Galleria Continua is pleased to present, for the first time at the gallery, an exhibition by Marta Spagnoli. ‘Whiteout’: this is the title of the solo show that the young artist has conceived for her debut in the gallery, and which presents us with a world poised between reality, myth and dream. The exhibition consists of a series of unpublished works resulting from the artist’s exploration as it has developed over the past two years: canvases of various sizes, drawings on paper and mixed techniques on different supports which, through a mythopoeic language, rework fragments of shapes and figures, handing them back to us as sedimented traces of an imaginary that considers the places and symbols of our history.
‘Whiteout’ describes a meteorological condition that is typical of the Arctic circle; it is the ultimate expression of the disorientation and change of perspective that nature imposes. It occurs when dense clouds cover the sun creating diffused light; snow and fog are so thick that they blur out any edges, making all morphology or spatiotemporal points of reference disappear. In the work of Marta Spagnoli, this “disorientation” translates into timelessness and suspension. “Each image is a map reconstructed according to mental signposts, where the white flow is anything but immutable, as if below it something was continuously taking place,” explains the artist.
For Marta Spagnoli drawing is a daily practice: “I like to start horizontally, almost always and often moving the surface, placing and washing away colour without having total control of the limits in setting out the image… my work is based on the act of marking as first natural action and it is essential for the re-elaboration of reality according to a personal rewriting”.
Photographic documentation, scientific illustrations and representations of ancient, classic and contemporary poetic traditions are the visual information that the artist uses to explore the potential of structures, relationships and meanings. Her main fields of interest are organic forms (animals and plants) and man in his mythical dimension.
In the works that make up the exhibition, the images, articulating themselves via recurring subjects, redefine their centrality by accompanying the rhythm of gaps and interruptions; these spaces in Marta Spagnoli’s work are formalised without perspective unity or temporal sequentiality. “Lagoons evoke the upheaval and stratifications produced by the intermittent flow of the waters that fill their cavities, bringing to light and gradually consuming the finds of past lives, incorporating the traces of plants and rocks, animals and objects. As well as designating the interruption in meaning of an image caused by the lack of a part of it, the word ‘lacuna’ literally refers to the space which would receive a stagnant expanse of water coming from the sea”, says the artist.

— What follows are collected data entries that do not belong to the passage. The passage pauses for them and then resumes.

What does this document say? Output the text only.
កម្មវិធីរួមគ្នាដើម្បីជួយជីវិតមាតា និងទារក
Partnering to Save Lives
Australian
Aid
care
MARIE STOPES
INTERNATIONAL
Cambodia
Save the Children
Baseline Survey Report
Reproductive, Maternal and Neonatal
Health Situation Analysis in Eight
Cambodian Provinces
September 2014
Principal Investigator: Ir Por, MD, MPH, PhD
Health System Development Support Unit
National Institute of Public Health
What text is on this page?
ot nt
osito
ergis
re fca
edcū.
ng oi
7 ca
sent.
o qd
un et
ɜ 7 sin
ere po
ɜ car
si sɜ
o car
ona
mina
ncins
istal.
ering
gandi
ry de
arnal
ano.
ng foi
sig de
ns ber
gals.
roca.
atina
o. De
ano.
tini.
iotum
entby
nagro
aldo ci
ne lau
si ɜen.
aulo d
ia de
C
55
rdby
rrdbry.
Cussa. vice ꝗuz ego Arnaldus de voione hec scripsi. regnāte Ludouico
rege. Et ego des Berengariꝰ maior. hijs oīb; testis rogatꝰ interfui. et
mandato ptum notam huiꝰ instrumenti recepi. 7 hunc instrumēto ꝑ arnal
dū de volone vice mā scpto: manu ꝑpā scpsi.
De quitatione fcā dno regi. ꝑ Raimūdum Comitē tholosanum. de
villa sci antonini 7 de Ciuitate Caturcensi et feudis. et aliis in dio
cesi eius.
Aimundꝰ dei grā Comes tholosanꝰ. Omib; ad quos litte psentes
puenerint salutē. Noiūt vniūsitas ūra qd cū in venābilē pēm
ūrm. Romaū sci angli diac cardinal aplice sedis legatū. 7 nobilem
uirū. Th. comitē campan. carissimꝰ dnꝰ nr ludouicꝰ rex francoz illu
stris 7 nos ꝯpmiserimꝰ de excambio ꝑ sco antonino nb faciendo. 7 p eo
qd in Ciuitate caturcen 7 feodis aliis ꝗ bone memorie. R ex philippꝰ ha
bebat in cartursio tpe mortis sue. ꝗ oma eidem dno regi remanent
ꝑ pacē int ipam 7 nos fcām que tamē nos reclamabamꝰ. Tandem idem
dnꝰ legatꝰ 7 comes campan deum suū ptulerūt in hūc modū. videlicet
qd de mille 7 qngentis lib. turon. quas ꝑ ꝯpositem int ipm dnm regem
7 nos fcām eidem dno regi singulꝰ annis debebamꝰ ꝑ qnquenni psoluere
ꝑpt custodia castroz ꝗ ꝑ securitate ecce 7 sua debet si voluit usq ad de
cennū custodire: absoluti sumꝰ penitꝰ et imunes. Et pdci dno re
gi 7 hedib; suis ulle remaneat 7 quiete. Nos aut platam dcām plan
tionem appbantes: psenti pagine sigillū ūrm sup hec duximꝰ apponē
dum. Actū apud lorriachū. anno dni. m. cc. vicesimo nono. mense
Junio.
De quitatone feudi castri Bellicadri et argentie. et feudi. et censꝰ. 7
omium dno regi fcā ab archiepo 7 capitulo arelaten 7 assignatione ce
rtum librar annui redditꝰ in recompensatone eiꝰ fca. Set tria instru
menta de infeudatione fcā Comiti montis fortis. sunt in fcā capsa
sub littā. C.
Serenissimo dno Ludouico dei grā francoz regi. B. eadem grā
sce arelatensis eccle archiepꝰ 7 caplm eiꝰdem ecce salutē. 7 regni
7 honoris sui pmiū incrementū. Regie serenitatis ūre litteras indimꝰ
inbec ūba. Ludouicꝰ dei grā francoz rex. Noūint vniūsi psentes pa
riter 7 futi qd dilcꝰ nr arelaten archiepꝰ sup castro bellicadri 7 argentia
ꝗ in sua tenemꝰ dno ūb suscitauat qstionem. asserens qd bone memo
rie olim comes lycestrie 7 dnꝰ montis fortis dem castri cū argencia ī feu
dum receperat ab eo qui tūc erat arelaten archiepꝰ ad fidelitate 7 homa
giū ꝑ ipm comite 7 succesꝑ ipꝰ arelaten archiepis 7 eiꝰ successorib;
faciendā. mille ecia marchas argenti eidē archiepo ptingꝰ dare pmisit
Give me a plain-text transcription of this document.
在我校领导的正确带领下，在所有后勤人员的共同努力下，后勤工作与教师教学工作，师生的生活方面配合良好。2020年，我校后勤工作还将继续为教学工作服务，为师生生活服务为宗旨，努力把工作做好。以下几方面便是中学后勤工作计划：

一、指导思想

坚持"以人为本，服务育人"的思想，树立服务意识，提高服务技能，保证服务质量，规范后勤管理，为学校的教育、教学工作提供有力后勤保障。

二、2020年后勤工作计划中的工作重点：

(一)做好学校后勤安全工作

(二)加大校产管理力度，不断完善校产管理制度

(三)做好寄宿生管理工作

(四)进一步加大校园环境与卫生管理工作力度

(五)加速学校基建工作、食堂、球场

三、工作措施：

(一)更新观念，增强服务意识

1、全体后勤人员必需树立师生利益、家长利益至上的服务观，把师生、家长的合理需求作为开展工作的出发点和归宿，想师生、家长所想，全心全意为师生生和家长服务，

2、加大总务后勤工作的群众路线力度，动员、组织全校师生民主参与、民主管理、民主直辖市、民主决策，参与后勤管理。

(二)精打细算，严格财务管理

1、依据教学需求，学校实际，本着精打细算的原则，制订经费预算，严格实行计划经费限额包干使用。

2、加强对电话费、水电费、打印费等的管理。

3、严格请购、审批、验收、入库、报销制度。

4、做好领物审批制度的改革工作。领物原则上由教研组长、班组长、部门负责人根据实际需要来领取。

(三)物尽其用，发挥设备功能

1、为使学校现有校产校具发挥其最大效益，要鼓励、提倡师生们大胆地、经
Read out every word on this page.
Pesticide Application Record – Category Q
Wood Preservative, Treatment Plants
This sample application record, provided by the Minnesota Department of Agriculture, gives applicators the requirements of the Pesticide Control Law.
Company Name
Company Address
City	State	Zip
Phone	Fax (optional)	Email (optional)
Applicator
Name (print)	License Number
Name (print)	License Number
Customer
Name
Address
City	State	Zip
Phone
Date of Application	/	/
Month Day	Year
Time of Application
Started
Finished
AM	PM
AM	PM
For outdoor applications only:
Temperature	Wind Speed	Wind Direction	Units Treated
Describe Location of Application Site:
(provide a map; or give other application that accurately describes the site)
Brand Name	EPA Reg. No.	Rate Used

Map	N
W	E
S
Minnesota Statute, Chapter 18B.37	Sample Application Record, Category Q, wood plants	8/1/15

The hydra, the floating lovers, the satyrs, the horses, the felines, the wayfarers and the snakes that populate Marta Spagnoli’s paintings are suspended or intertwined as discoveries that have gradually emerged from our memory. Their interaction is subjected to the weaving of rhythmic modules that represent the rosettes of spotted liveries, fronds of jimsonweed, wings, cages, fissures of dry earth, clouds or constellations. Elements which in turn, in the narrative process, give shape to the dimension of the ditches, the stagnation, the lagoons, the forests and the celestial vault. For the first time, the artist’s poetics also find expression in the three-dimensionality of sculpture. “Seeds for Praying” (2019) comes from a gesture: that of enclosing the clay in your hands, as in a sign of prayer.
Marta Spagnoli (Verona, 1994) lives and works in Venice, where she recently completed her studies at the Academy of Fine Arts. She is a member of the Malutta Foundation artists’ collective. In 2019, she won 3rd prize in the 102nd Young Artists Collective of the Bevilacqua La Masa Foundation in Venice. Among her solo and group exhibitions: Libere Tutte, curated by Daniele Capra and Giuseppe Frangi, Casa Testori, Novate Milanese, Milan (2019); BocsArt, a residence curated by Giacinto di Pietrantonio, Cosenza (2019); Art Zagreb, Zagreb (2019); Immersione Libera, Palazzina dei Bagni Misteriosi, Milan, 2019; Veritatem Inquirenti, curated by Walter Ferri, Castello Borromeo di Corneliano Bertario, Milan (2019); 102nd Young Artists Collective, Bevilacqua La Masa Foundation, San Marco Gallery, Venice (2019); Braintooling, Forte di Monte Ricco, Pieve di Cadore (2018); Progettoborca, a residence for Dolomiti Contemporanee at the former Eni Village, Borca Di Cadore, Belluno (2018); Opera Prima, ASP-ITIS space, Trieste (2018); Malutta Collection + Black Market, Galleria Monitor, Rome (2017); PersonaliNI, Finestra Illuminata, Venice (2016).